When the mouth of the cave had been stopped with foliage, the fire lit and a meal eaten, they set their bedrolls against their breastplates and laid down to talk. The horses were tied at the front of the cave and would provide warning of any approach.
Arcadius said: ‘Shulen, you were going to tell us of these assassins.’
She picked up a stick, turning it in her hand, before replying. ‘They were an elite band of warriors, especially trained to assassinate their enemies.’ She paused and smiled. ‘Rather like you Varangians.’
Nikolas, who was lying next to her, his head almost touching hers, said: ‘I should hope better. We were forced to leave Monemvasia, were on the losing side at Nicopolis and nearly got executed by a madman in Tabriz. The only people we might have assassinated are ourselves.’
Shulen smiled. ‘Your time will come.’
Luke looked at the fine, dark beauty of this woman, no older than himself. She felt his eyes on her and turned her head to him. For a while no one spoke. Matthew looked from one to the other of them. ‘The assassins?’ he prompted.
‘The assassins, yes.’ She turned back to the fire. ‘Well, they were a cult. They were Shi’ite Muslims, which means they believed that the true line of the Prophet runs from his son-in-law Ali. Most of the Shi’ites live here in Persia.’
She looked around at the faces, tired from their long ride but alert and listening. ‘The assassins were founded by a man called Hasan-i Sabbah. He was born two centuries ago not far from here. He was a brilliant man: a mathematician, philosopher and alchemist. He converted to the Ismai’ili belief and gathered many disciples around him. He soon found himself on the run from the Sunni Seljuk Turks, who ruled at that time, and he came here to the Alburz Mountains where the people were Shi’ite and had long resisted the reach of the Seljuks. He saw Alamut and decided that it would be his base.’
‘He laid siege to it?’ asked Arcadius.
‘No, he infiltrated it with his followers and they took it from within. It took him two years. Then he started the assassins.’
‘What were they, these assassins?’ asked Nikolas. ‘What did they do?’
Shulen prodded the fire. ‘They were young men recruited for their strength and intelligence. They were indoctrinated with the Ismai’ili beliefs such that they were ready to sacrifice their own lives to murder anyone they were told to. Invariably they died in the attempt.’
‘Who did they kill?’
‘Usually Sunnis of power and prominence. The Seljuk vizier Nizam al-Mulk was the first. They carried out their killings in public places to make their point.’
Luke pondered this. What would persuade a man to sacrifice his own life to kill another? Was that what he would do for his empire?

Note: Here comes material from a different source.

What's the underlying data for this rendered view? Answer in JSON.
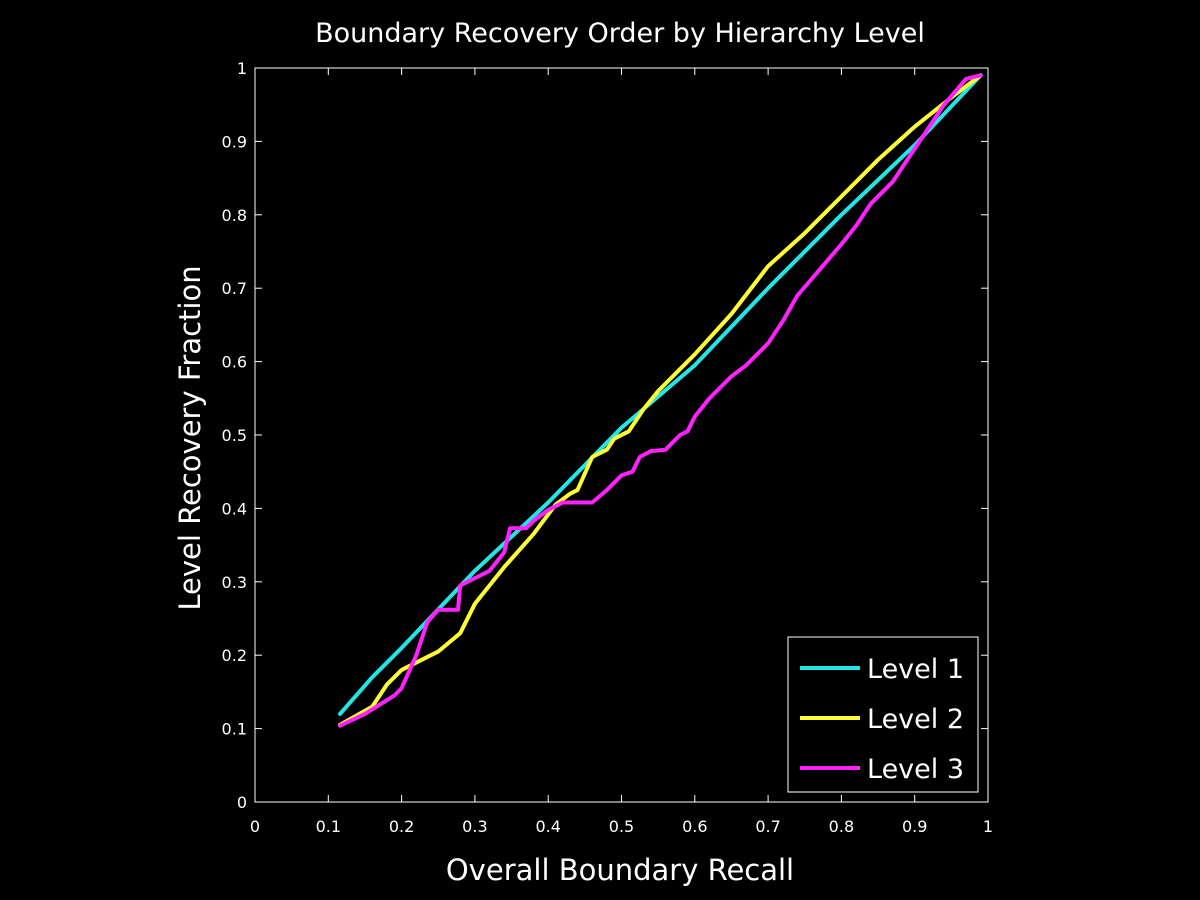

‘It is said’, she went on, ‘that Hasan-i Sabbah would drug the young
fida’iyin
with hashish and that, when they’d fallen asleep, would have them taken to a beautiful garden within the castle. There they would awake to find ravishing women and all that they could want. Then Sabbah would tell them that they were in paradise and that if they wished to return to it they would have to carry out the deed assigned to them.’
Matthew spoke. ‘And now?’ he asked. ‘What of them now?’
Shulen returned her gaze to the fire. ‘Now, only their ghosts remain.’ She rolled on to her back and looked up at the roof of the cave where their shadows danced. ‘They were destroyed in these mountains by the Mongols. Their castles were taken, one by one, and their people massacred. That’s why the valley is as it is. But there were assassins west of here by then, in Syria. They were recruited by the Mamluk Sultan Baybars to carry out
killings on his behalf. It is said that the sultans in Cairo still use them, but it is only rumour.’
Shulen had moved because the smoke from the fire had begun to make her eyes sting. Now she rose. ‘I am going outside. I want some air.’